BSc IT Project Guide: Product Review Sentiment Analysis
1. Project Title
Product Review Sentiment Analysis
2. Objective
The objective of this project is to build a web-based or software application that uses natural language processing (NLP) techniques to analyze product reviews from e-commerce platforms and determine the sentiment (positive, negative, or neutral) of each review. The insights can be used by businesses to improve their products and customer service.
3. Scope
This application allows users to input product reviews and returns sentiment results. It can fetch reviews from online sources or accept user-uploaded text. Visualization tools will be integrated to display the overall sentiment distribution.
4. Modules
- Review Input Module
- Sentiment Analysis Engine (using NLP models like VADER or TextBlob)
- Review Classification (positive/negative/neutral)
- Visualization Dashboard (charts of sentiment trends)
- Admin/User Authentication Module (optional)
5. Tools and Technologies
- Programming Languages: Python, JavaScript
- Libraries: NLTK, TextBlob, VADER, pandas, matplotlib
- Frameworks: Flask/Django (Backend), React/Vue (Frontend)

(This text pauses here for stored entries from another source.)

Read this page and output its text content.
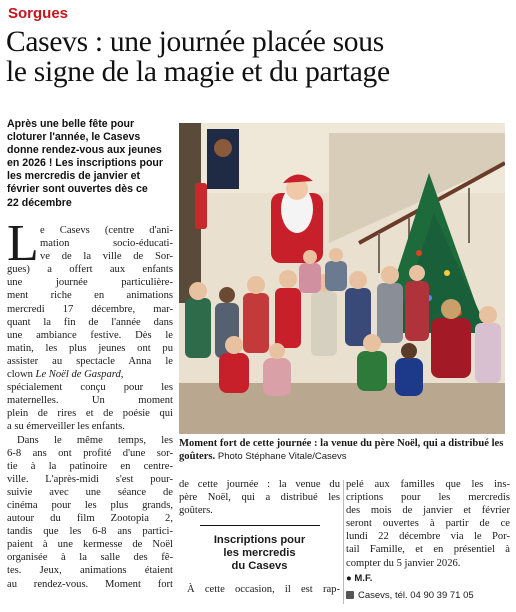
Sorgues
Casevs : une journée placée sous
le signe de la magie et du partage
Après une belle fête pour
cloturer l'année, le Casevs
donne rendez-vous aux jeunes
en 2026 ! Les inscriptions pour
les mercredis de janvier et
février sont ouvertes dès ce
22 décembre
L e Casevs (centre d'ani-
mation socio-éducati-
ve de la ville de Sor-
gues) a offert aux enfants
une journée particulière-
ment riche en animations
mercredi 17 décembre, mar-
quant la fin de l'année dans
une ambiance festive. Dès le
matin, les plus jeunes ont pu
assister au spectacle Anna le
clown Le Noël de Gaspard,
spécialement conçu pour les
maternelles. Un moment
plein de rires et de poésie qui
a su émerveiller les enfants.
Dans le même temps, les
6-8 ans ont profité d'une sor-
tie à la patinoire en centre-
ville. L'après-midi s'est pour-
suivie avec une séance de
cinéma pour les plus grands,
autour du film Zootopia 2,
tandis que les 6-8 ans partici-
paient à une kermesse de Noël
organisée à la salle des fê-
tes. Jeux, animations étaient
au rendez-vous. Moment fort
Moment fort de cette journée : la venue du père Noël, qui a distribué les goûters. Photo Stéphane Vitale/Casevs
de cette journée : la venue du
père Noël, qui a distribué les
goûters.
Inscriptions pour
les mercredis
du Casevs
À cette occasion, il est rap-
pelé aux familles que les ins-
criptions pour les mercredis
des mois de janvier et février
seront ouvertes à partir de ce
lundi 22 décembre via le Por-
tail Famille, et en présentiel à
compter du 5 janvier 2026.
● M.F.
Casevs, tél. 04 90 39 71 05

- Database: MySQL, SQLite or MongoDB
- Deployment: Heroku, AWS, or local server
6. System Requirements
Minimum:
- Processor: Intel i3
- RAM: 4GB
- Storage: 250GB
Recommended:
- Processor: Intel i5 or higher
- RAM: 8GB
- Storage: 500GB SSD
7. Future Enhancements
- Multi-language sentiment analysis
- Integration with social media reviews
- Advanced ML models like BERT for deeper sentiment understanding
8. Conclusion
This project offers a practical solution for analyzing large volumes of product reviews. It helps businesses gain insights into customer satisfaction and improve product offerings based on sentiment trends.